天の啼く狭間で


 灰色の世界。雨音だけが世界を埋め尽くす。
 窓の桟に頬杖をつき、つまらなそうに外を眺めていたその口元が、その姿を認めて微かな笑みを刻んだ。
「…あぁ、今日もまた天が啼いている」
「今日も、ですか?」
 声のした方に一瞥をくれて、その笑みを深いものにする。
「今日のは特別。誰か死んだのかな」
「・・・・・・・」
「この雨は天が流した涙。神の気まぐれもここまでくると滑稽だ」
 くすくすと笑う主を見上げ、鋭い双眸を半眼にして呆れの溜め息をつく。
「神への冒涜になりますぞ?」
「真実ならば、それが全てだ」
「…なんと正直な」
「゛自分に正直。

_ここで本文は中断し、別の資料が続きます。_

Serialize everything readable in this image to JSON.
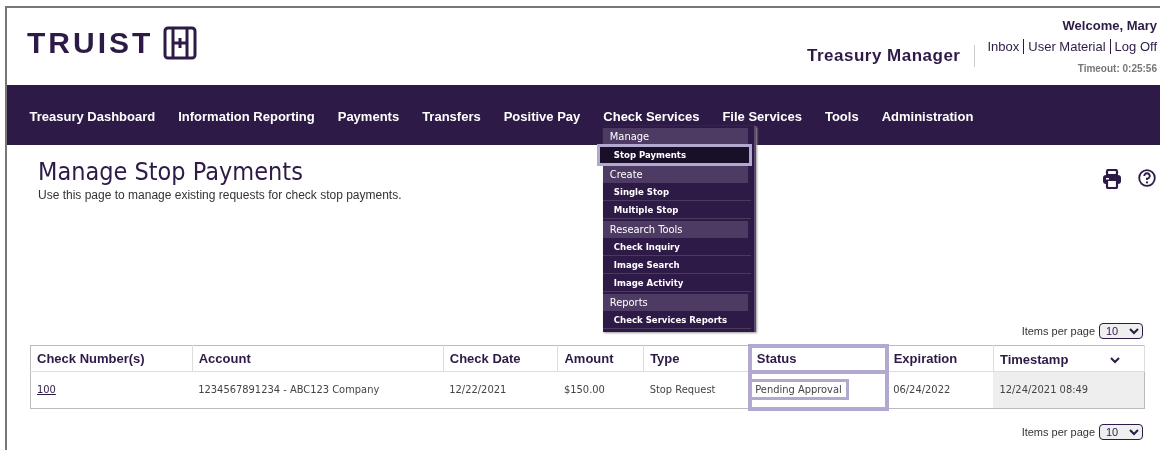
{
  "header": {
    "logo": "TRUIST",
    "welcome": "Welcome, Mary",
    "app_title": "Treasury Manager",
    "links": [
      "Inbox",
      "User Material",
      "Log Off"
    ],
    "timeout": "Timeout: 0:25:56"
  },
  "nav": {
    "items": [
      {
        "label": "Treasury Dashboard"
      },
      {
        "label": "Information Reporting"
      },
      {
        "label": "Payments"
      },
      {
        "label": "Transfers"
      },
      {
        "label": "Positive Pay"
      },
      {
        "label": "Check Services",
        "menu": {
          "groups": [
            {
              "title": "Manage",
              "items": [
                {
                  "label": "Stop Payments",
                  "selected": true
                }
              ]
            },
            {
              "title": "Create",
              "items": [
                {
                  "label": "Single Stop",
                  "selected": false
                },
                {
                  "label": "Multiple Stop",
                  "selected": false
                }
              ]
            },
            {
              "title": "Research Tools",
              "items": [
                {
                  "label": "Check Inquiry",
                  "selected": false
                },
                {
                  "label": "Image Search",
                  "selected": false
                },
                {
                  "label": "Image Activity",
                  "selected": false
                }
              ]
            },
            {
              "title": "Reports",
              "items": [
                {
                  "label": "Check Services Reports",
                  "selected": false
                }
              ]
            }
          ]
        }
      },
      {
        "label": "File Services"
      },
      {
        "label": "Tools"
      },
      {
        "label": "Administration"
      }
    ]
  },
  "page": {
    "title": "Manage Stop Payments",
    "description": "Use this page to manage existing requests for check stop payments."
  },
  "pager_top": {
    "label": "Items per page",
    "value": "10"
  },
  "table": {
    "columns": [
      {
        "label": "Check Number(s)",
        "highlighted": false,
        "sorted": false
      },
      {
        "label": "Account",
        "highlighted": false,
        "sorted": false
      },
      {
        "label": "Check Date",
        "highlighted": false,
        "sorted": false
      },
      {
        "label": "Amount",
        "highlighted": false,
        "sorted": false
      },
      {
        "label": "Type",
        "highlighted": false,
        "sorted": false
      },
      {
        "label": "Status",
        "highlighted": true,
        "sorted": false
      },
      {
        "label": "Expiration",
        "highlighted": false,
        "sorted": false
      },
      {
        "label": "Timestamp",
        "highlighted": false,
        "sorted": true
      }
    ],
    "rows": [
      {
        "cells": [
          {
            "text": "100",
            "kind": "link",
            "highlighted": false
          },
          {
            "text": "1234567891234 - ABC123 Company",
            "kind": "text",
            "highlighted": false
          },
          {
            "text": "12/22/2021",
            "kind": "text",
            "highlighted": false
          },
          {
            "text": "$150.00",
            "kind": "text",
            "highlighted": false
          },
          {
            "text": "Stop Request",
            "kind": "text",
            "highlighted": false
          },
          {
            "text": "Pending Approval",
            "kind": "text",
            "highlighted": true
          },
          {
            "text": "06/24/2022",
            "kind": "text",
            "highlighted": false
          },
          {
            "text": "12/24/2021 08:49",
            "kind": "text",
            "highlighted": false
          }
        ]
      }
    ]
  },
  "pager_bottom": {
    "label": "Items per page",
    "value": "10"
  }
}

僕の座右の銘なんだ」
(いけしゃあしゃあと)
 視線を外し心の中で毒づく。
 何故こんな捻くれた主に自分は仕えてしまったのだろう。後悔してもしきれない。
「―ラウ。仕事だ。゛かぐが一つ迷い出た。連れて来い」
 名を呼ばれ、ラウは再び視線を主に向ける。彼は頬杖をついたまま窓の外を感情の失せた顔で見据えている。ラウには、彼が何を考えているのかわからなかった。いつもの事だ。
 ばさりと見事な緋色の翼を広げ、ラウは豪雨の中に身を投じる。翼を叩く大粒の雨に顔をしかめながら、目的の場所へと飛び始めた。